Search code examples
c#linqjson.net

Unexpected behavior when comparing string-object in C# LINQ


I've been experiencing some peculiar behavior in my C# code that I'm struggling to understand. I'm hoping someone might be able to shed some light on it.

I've created a simple class and list of objects from that class where a string-object comparison is being performed. However, the output seems to suggest that a string-object comparison behaves differently depending on whether the object was directly assigned, cloned, or deserialized from a JSON string.

Here is a simplified example:

using Newtonsoft.Json;
using System;
using System.Collections.Generic;
using System.Linq;
using System.Reflection;

namespace TestJsonDeser
{
    internal class Program
    {
        public class Test
        {
            public object Name { get; set; }
            public object Value { get; set; }
        }
        static void Main(string[] args)
        {
            Test test0 = new Test()
            {
                Name = "test",
                Value = 1
            };

            var ts = JsonConvert.SerializeObject(test0);
            var test1 = JsonConvert.DeserializeObject<Test>(ts);

            var test2 = Clone(test0);
            var test3 = Clone(test1);
            var test4 = CreateTest();
            var test5 = Clone(test4);

            List<Test> list = new List<Test>() { test0, test1, test2, test3, test4, test5 };
            var r3 = list.Where(a=>a.Name=="test").ToList();
            Console.WriteLine($"Count:{r3.Count}");
            foreach (var r in r3) Console.WriteLine($"Idx:{list.IndexOf(r)}");
            Console.ReadKey();
        }

        public static T Clone<T>(T source)
        where T : class, new()
        {
            if (source == null)
                return null;
            var tp = typeof(T);
            var ret = Activator.CreateInstance(typeof(T));
            foreach (var prop in tp.GetProperties(BindingFlags.Public | BindingFlags.Instance).Where(a => a.CanWrite && a.CanRead))
            {
                var value = prop.GetValue(source, null);
                if (value is string str)
                    prop.GetSetMethod().Invoke(ret, new object[] { str.Clone() });
                if (value is long ln)
                    prop.GetSetMethod().Invoke(ret, new object[] { ln });
            }
            return (T)ret;
        }
        static Test CreateTest()
        {
            var test = Activator.CreateInstance(typeof(Test));
            typeof(Test).GetProperty("Name").SetValue(test, "test", null);
            typeof(Test).GetProperty("Value").SetValue(test, 1, null);
            return (Test)test;
        }
    }
}

The output is:

Count:4
Idx:0
Idx:2
Idx:4
Idx:5

I would expect that all the Test objects would have the Name property equal to "test", but it seems that only the ones that were directly assigned, cloned from the directly assigned, or created with Activator.CreateInstance are considered as having Name equal to "test".

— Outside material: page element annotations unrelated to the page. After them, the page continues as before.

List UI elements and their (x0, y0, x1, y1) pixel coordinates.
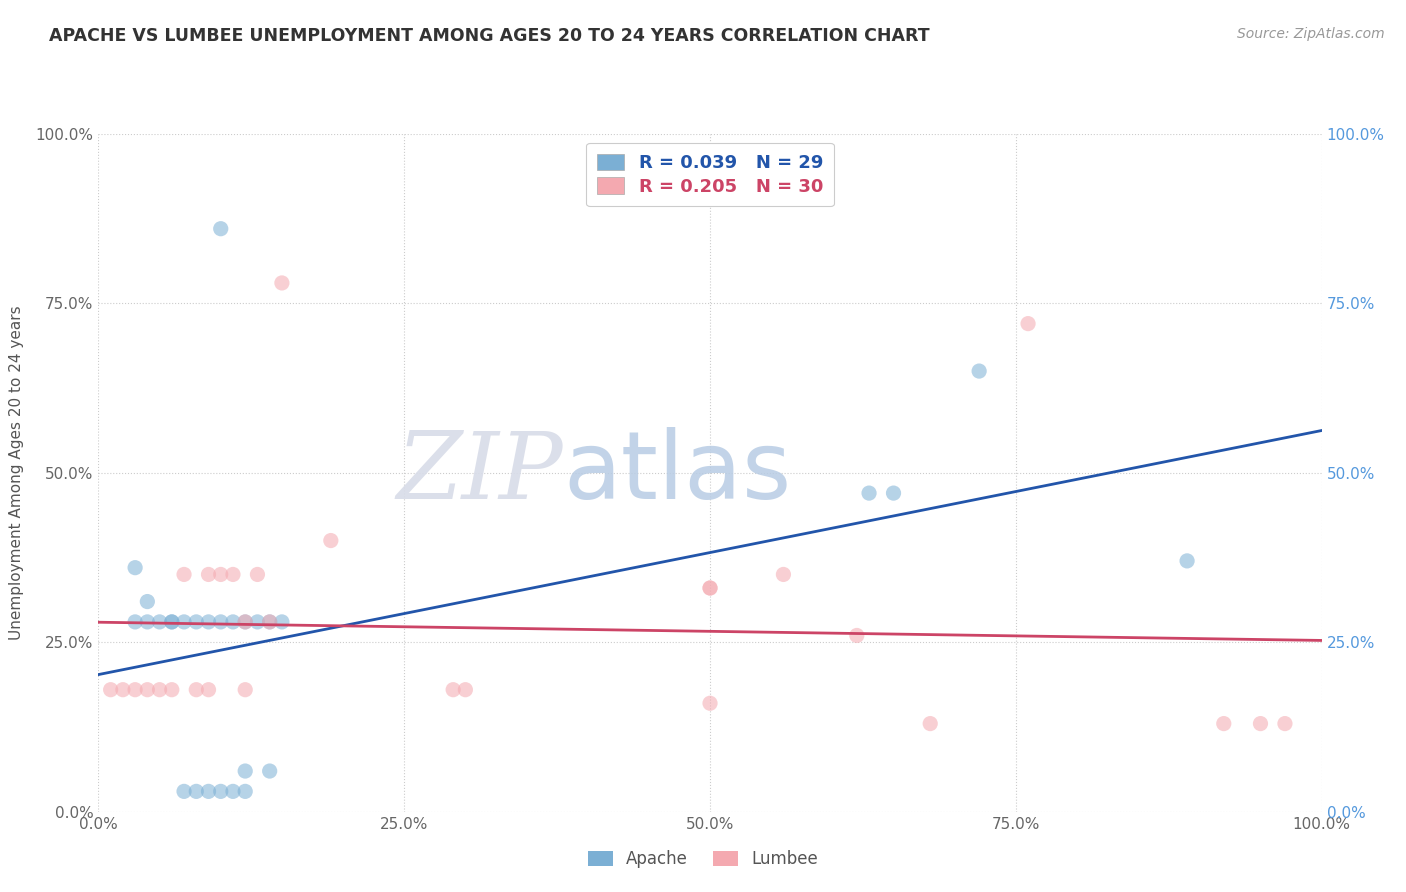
Point (845, 628, 868, 642)
Point (160, 615, 183, 629)
Point (149, 615, 172, 629)
Point (136, 682, 159, 697)
Point (209, 784, 232, 798)
Point (222, 784, 245, 798)
Point (259, 615, 281, 629)
Point (197, 615, 219, 629)
Point (100, 682, 122, 697)
Text: ZIP: ZIP (396, 428, 564, 517)
Point (270, 276, 294, 290)
Point (246, 567, 269, 582)
Point (209, 221, 232, 235)
Point (209, 567, 232, 582)
Point (699, 581, 721, 595)
Point (1175, 554, 1198, 568)
Point (233, 682, 256, 697)
Point (772, 567, 794, 582)
Point (699, 696, 721, 710)
Point (197, 784, 219, 798)
Point (160, 682, 183, 697)
Point (222, 567, 245, 582)
Text: atlas: atlas (564, 426, 792, 519)
Text: APACHE VS LUMBEE UNEMPLOYMENT AMONG AGES 20 TO 24 YEARS CORRELATION CHART: APACHE VS LUMBEE UNEMPLOYMENT AMONG AGES… (49, 27, 929, 45)
Point (1017, 317, 1039, 331)
Point (441, 682, 464, 697)
Point (1274, 716, 1296, 731)
Point (124, 682, 146, 697)
Point (1249, 716, 1271, 731)
Point (186, 615, 208, 629)
Point (454, 682, 477, 697)
Point (173, 615, 195, 629)
Point (967, 364, 990, 378)
Point (160, 615, 183, 629)
Point (111, 682, 134, 697)
Point (136, 615, 159, 629)
Point (222, 615, 245, 629)
Point (699, 581, 721, 595)
Point (186, 784, 208, 798)
Legend: R = 0.039   N = 29, R = 0.205   N = 30: R = 0.039 N = 29, R = 0.205 N = 30 (586, 143, 834, 206)
Point (197, 567, 219, 582)
Text: Source: ZipAtlas.com: Source: ZipAtlas.com (1237, 27, 1385, 41)
Point (319, 533, 342, 548)
Point (173, 784, 195, 798)
Point (920, 716, 942, 731)
Legend: Apache, Lumbee: Apache, Lumbee (581, 844, 825, 875)
Point (209, 615, 232, 629)
Point (883, 486, 905, 500)
Point (233, 784, 256, 798)
Point (136, 594, 159, 608)
Y-axis label: Unemployment Among Ages 20 to 24 years: Unemployment Among Ages 20 to 24 years (10, 305, 24, 640)
Point (186, 682, 208, 697)
Point (246, 615, 269, 629)
Point (270, 615, 294, 629)
Point (233, 615, 256, 629)
Point (858, 486, 880, 500)
Point (259, 615, 281, 629)
Point (197, 682, 219, 697)
Point (233, 764, 256, 778)
Point (173, 567, 195, 582)
Point (259, 764, 281, 778)
Point (149, 682, 172, 697)
Point (124, 615, 146, 629)
Point (1212, 716, 1234, 731)
Point (233, 615, 256, 629)
Point (124, 560, 146, 574)
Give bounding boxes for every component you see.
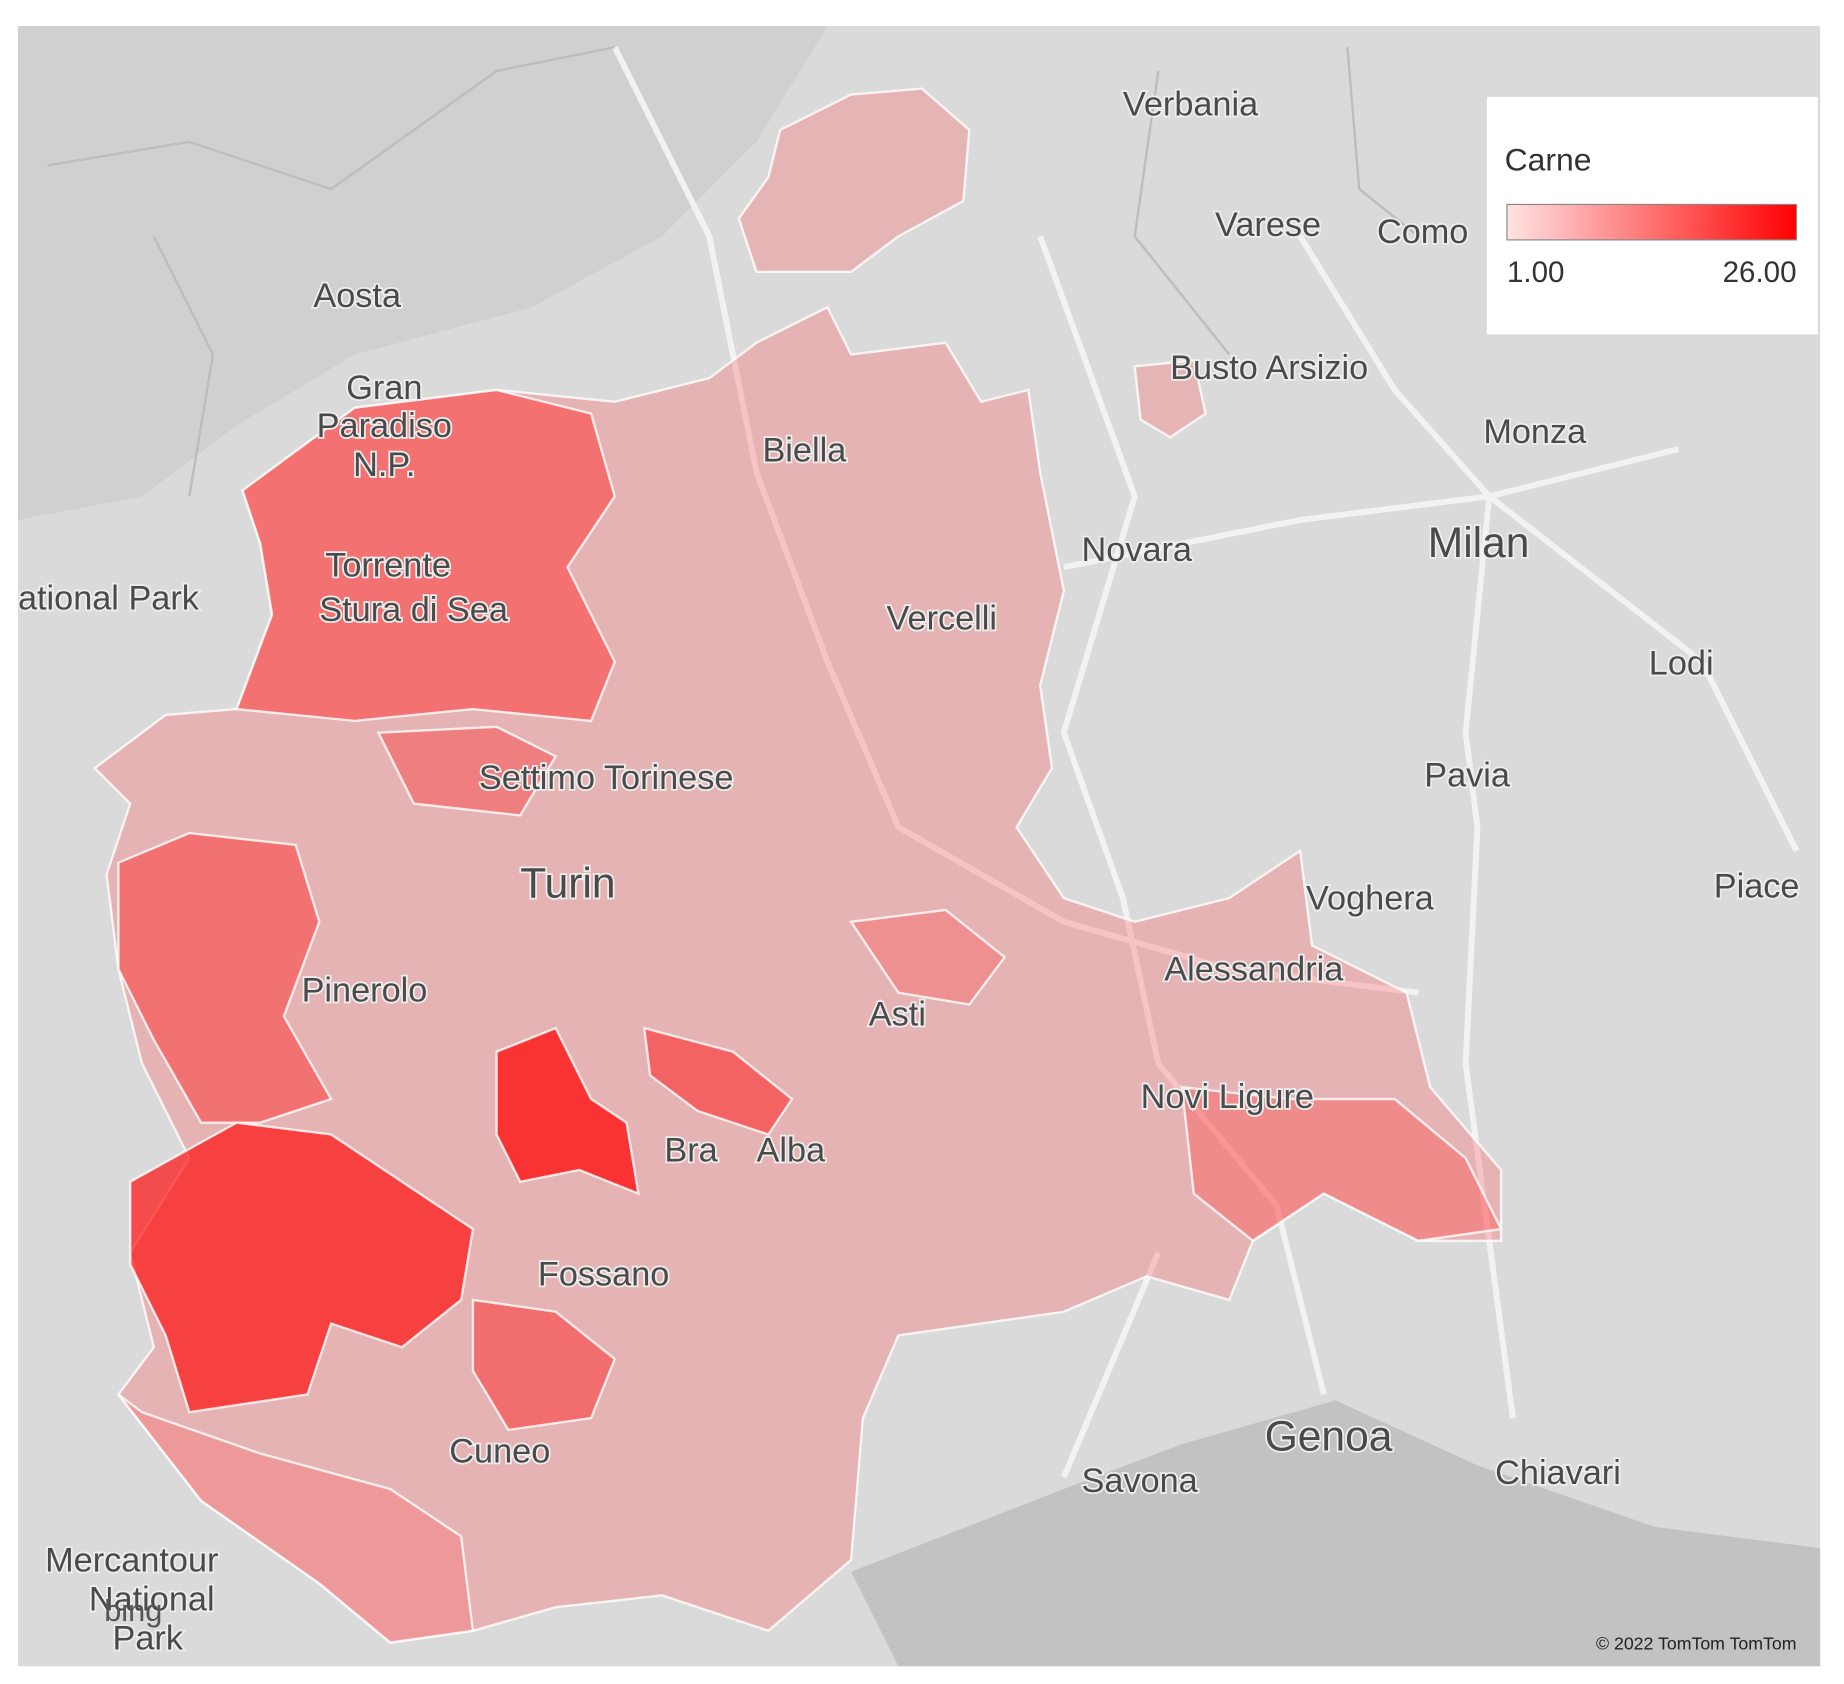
place-label: N.P. xyxy=(353,446,415,484)
place-label: Busto Arsizio xyxy=(1170,349,1368,387)
place-label: Torrente xyxy=(325,546,451,584)
place-label: Biella xyxy=(762,432,847,470)
place-label: Vercelli xyxy=(887,599,997,637)
place-label: National xyxy=(89,1580,215,1618)
place-label: Bra xyxy=(664,1131,718,1169)
legend: Carne 1.00 26.00 xyxy=(1486,96,1818,335)
logo: bing xyxy=(104,1593,162,1628)
place-label: Novi Ligure xyxy=(1141,1078,1314,1116)
place-label: Milan xyxy=(1428,519,1530,567)
place-label: Settimo Torinese xyxy=(479,759,734,797)
place-label: Cuneo xyxy=(449,1433,550,1471)
place-label: Gran xyxy=(346,369,422,407)
place-label: Paradiso xyxy=(317,407,452,445)
place-label: Pinerolo xyxy=(302,972,428,1010)
place-label: ational Park xyxy=(18,579,200,617)
attribution: © 2022 TomTom TomTom xyxy=(1596,1634,1797,1654)
legend-title: Carne xyxy=(1505,141,1592,177)
place-label: Varese xyxy=(1215,206,1321,244)
place-label: Genoa xyxy=(1265,1413,1393,1461)
place-label: Voghera xyxy=(1306,880,1435,918)
place-label: Asti xyxy=(869,995,926,1033)
place-label: Verbania xyxy=(1123,85,1259,123)
place-label: Park xyxy=(112,1619,183,1657)
place-label: Aosta xyxy=(313,277,402,315)
place-label: Novara xyxy=(1082,531,1193,569)
place-label: Piace xyxy=(1714,868,1800,906)
place-label: Lodi xyxy=(1649,644,1714,682)
place-label: Turin xyxy=(520,860,615,908)
sea xyxy=(851,1400,1821,1667)
place-label: Stura di Sea xyxy=(319,591,509,629)
place-label: Fossano xyxy=(538,1255,669,1293)
place-label: Alba xyxy=(757,1131,827,1169)
place-label: Savona xyxy=(1082,1462,1199,1500)
place-label: Chiavari xyxy=(1495,1454,1621,1492)
place-label: Alessandria xyxy=(1164,950,1344,988)
legend-min-label: 1.00 xyxy=(1507,256,1564,289)
place-label: Mercantour xyxy=(45,1541,218,1579)
place-label: Como xyxy=(1377,213,1468,251)
terrain xyxy=(17,25,828,520)
place-label: Pavia xyxy=(1424,757,1511,795)
place-label: Monza xyxy=(1483,413,1587,451)
place-labels: Verbania Varese Como Aosta Gran Paradiso… xyxy=(16,84,1801,1659)
legend-max-label: 26.00 xyxy=(1723,256,1797,289)
legend-gradient xyxy=(1506,203,1798,241)
regions xyxy=(92,87,1503,1644)
roads xyxy=(47,45,1800,1479)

The Test objects that were deserialized from a JSON string or cloned from the deserialized do not match, even though printing the Name property clearly shows the value is "test".

Could anyone help explain why this is happening? Is this a bug in LINQ or Newtonsoft's JSON deserialization, or is it some language feature that I'm not aware of?

Any help would be appreciated.


Solution

  • The compiler automatically creates one string for all duplicate constant strings, so every reference to "test" is to the same object: in the construction of test0, in the CreateTest method and in the reference based Where test. So that explains why test0 and test4 match.

    When you call your Clone method to clone the objects, you special handle string by calling String.Clone(), which just returns the same string reference. So that explains why your clones of test0 and test4, test2 and test5 match.

    Fundamentally, the JSON deserializer copies the string from the JSON input string character by character into a char[] and then converts that to a string when the value is requested using new string(). Basically, it is something like if you replaced in your Clone method for strings, new string(str.ToArray()).

    Essentially that creates a new instance of string that happens to have the same value.

    So that explains why test1 doesn't match. And test3 doesn't match because again, your Clone method doesn't create a new string instance, just returns the same one.

    It is very important to note that conceptually String in .Net are immutable (can't be changed) and unique. In the current implementation of .Net String, deduplication is not done to prevent creating a instances with the same value, but that may not always be true. You should never use reference equality for String. See this Microsoft article for more on the complications of String comparisons.

    I think it is an unfortunate wart in C#'s design that it works pretty hard to make String seem like it is a value type, and then falls down in the implementation of == not being the same as String.Equals. The fact is, String is a class type, and behaves in the case of comparisons and equality just like any other user-defined class.